China’s Anti-Graft Show Is Educational, With Unintended Lessons
1) It’s awesome to be a Chinese official
Officials can enjoy many perks, big and small, get all their whims pampered and live a privileged lifestyle that even money can’t buy.
A former vice minister of public security, Sun Lijun, who oversaw the nation’s police force, recounted how he used to receive four or five boxes of “seafood” each year from a provincial police official. In each box, there would be $300,000 in U.S. currency, totaling $15 million over the years.
“Every time he said he would deliver some seafood, I would know what it was about,” he said, smiling throughout his interview.
Wang Fuyu, formerly a deputy party secretary in Hainan Province and later in Guizhou Province, asked businesspeople to buy him houses in three cities for different seasons: winter on tropical Hainan Island, summer in the cool Guizhou Plateau and spring and fall in the southern city of Shenzhen. An avid golfer, he had a mansion on a golf course and could start swinging as soon as he stepped out of his door.

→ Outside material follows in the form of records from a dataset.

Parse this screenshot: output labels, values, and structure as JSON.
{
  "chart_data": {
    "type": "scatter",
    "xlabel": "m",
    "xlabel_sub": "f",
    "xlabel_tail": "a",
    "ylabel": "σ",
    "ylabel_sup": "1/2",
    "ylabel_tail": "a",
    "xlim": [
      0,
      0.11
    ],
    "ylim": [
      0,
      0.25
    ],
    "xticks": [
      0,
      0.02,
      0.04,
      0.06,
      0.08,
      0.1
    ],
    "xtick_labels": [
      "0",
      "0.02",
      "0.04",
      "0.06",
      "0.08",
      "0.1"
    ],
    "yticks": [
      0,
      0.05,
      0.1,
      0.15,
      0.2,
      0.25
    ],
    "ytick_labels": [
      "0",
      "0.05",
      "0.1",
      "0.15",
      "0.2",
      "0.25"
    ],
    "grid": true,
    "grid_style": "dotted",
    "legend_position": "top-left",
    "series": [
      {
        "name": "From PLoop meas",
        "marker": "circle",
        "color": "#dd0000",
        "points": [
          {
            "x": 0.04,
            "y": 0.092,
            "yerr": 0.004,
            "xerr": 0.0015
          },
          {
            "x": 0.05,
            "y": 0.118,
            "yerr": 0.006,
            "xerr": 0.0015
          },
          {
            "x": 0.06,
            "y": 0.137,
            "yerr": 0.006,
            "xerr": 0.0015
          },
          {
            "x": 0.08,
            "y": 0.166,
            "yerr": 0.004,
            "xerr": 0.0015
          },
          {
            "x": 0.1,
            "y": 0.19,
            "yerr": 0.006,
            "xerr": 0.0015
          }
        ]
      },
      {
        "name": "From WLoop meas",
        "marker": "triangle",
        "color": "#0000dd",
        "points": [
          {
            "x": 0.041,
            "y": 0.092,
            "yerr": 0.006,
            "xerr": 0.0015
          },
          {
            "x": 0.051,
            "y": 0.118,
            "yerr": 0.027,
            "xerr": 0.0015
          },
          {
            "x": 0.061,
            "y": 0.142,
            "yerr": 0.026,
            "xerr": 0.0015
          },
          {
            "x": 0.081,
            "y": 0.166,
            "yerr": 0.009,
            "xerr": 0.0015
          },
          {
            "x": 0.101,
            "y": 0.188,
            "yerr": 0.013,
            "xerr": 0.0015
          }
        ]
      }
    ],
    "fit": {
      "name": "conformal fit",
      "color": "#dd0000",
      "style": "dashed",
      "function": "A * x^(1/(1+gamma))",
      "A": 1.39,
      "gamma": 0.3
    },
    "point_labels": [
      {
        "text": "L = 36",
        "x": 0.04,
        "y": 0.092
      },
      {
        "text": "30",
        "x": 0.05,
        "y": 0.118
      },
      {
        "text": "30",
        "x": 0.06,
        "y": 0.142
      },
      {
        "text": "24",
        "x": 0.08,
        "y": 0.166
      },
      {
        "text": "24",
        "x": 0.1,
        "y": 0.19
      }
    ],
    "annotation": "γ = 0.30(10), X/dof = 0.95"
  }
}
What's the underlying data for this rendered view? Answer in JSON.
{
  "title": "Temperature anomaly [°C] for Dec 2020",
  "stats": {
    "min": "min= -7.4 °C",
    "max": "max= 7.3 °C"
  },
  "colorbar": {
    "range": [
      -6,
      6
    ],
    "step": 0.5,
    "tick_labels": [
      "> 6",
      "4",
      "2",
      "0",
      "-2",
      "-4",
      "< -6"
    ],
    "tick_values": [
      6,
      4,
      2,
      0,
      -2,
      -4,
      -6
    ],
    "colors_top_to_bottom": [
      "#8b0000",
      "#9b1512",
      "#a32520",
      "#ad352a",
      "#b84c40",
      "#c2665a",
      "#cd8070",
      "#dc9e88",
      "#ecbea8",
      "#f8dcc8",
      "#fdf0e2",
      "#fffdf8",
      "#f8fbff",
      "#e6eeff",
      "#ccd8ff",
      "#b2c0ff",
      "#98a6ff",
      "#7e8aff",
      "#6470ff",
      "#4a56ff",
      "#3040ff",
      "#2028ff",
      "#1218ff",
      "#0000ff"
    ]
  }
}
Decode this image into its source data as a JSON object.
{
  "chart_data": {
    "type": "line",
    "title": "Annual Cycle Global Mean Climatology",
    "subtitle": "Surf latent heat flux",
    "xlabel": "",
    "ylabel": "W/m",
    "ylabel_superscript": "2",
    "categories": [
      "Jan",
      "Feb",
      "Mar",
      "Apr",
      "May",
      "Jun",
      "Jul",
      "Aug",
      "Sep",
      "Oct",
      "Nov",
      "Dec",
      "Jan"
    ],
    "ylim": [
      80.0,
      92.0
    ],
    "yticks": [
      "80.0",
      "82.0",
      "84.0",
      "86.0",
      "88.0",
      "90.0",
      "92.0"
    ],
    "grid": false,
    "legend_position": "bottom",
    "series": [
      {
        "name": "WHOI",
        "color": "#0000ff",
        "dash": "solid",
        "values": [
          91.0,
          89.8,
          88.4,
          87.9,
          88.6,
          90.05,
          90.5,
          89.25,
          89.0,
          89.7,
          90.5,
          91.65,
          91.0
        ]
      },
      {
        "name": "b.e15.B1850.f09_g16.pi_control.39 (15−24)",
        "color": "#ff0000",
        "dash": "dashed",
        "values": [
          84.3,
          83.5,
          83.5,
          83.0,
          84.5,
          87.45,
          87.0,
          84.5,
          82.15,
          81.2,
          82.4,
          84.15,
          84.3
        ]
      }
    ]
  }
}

Chen Gang, Beijing’s longtime deputy mayor who studied at China’s top architecture school, used some of his $20 million in ill-gotten gains to fund a garden complex in the city’s suburbs that he designed. The complex, the documentary said, occupied 18 acres of land and included a Chinese courtyard, a Western-style all-glass mansion, a Japanese garden, an artificial white-sand beach, a theater and a spa.
The Chinese public was both fascinated and appalled by the unusually candid exposé.
Some social media users joked that the series felt like a recruiting commercial for civil servants, or a how-to guide to bribery. Others wondered why the documentary’s subjects spoke with so little remorse, even sounding boastful at times.
Some commentators suggested that perhaps the party should introduce real checks and balances, since the campaign seemed ineffective. Both Mr. Wang and Mr. Chen, as well as many other officials among the 16 cases featured in the series, took the majority of their bribes after Mr. Xi took power in late 2012, the documentary said.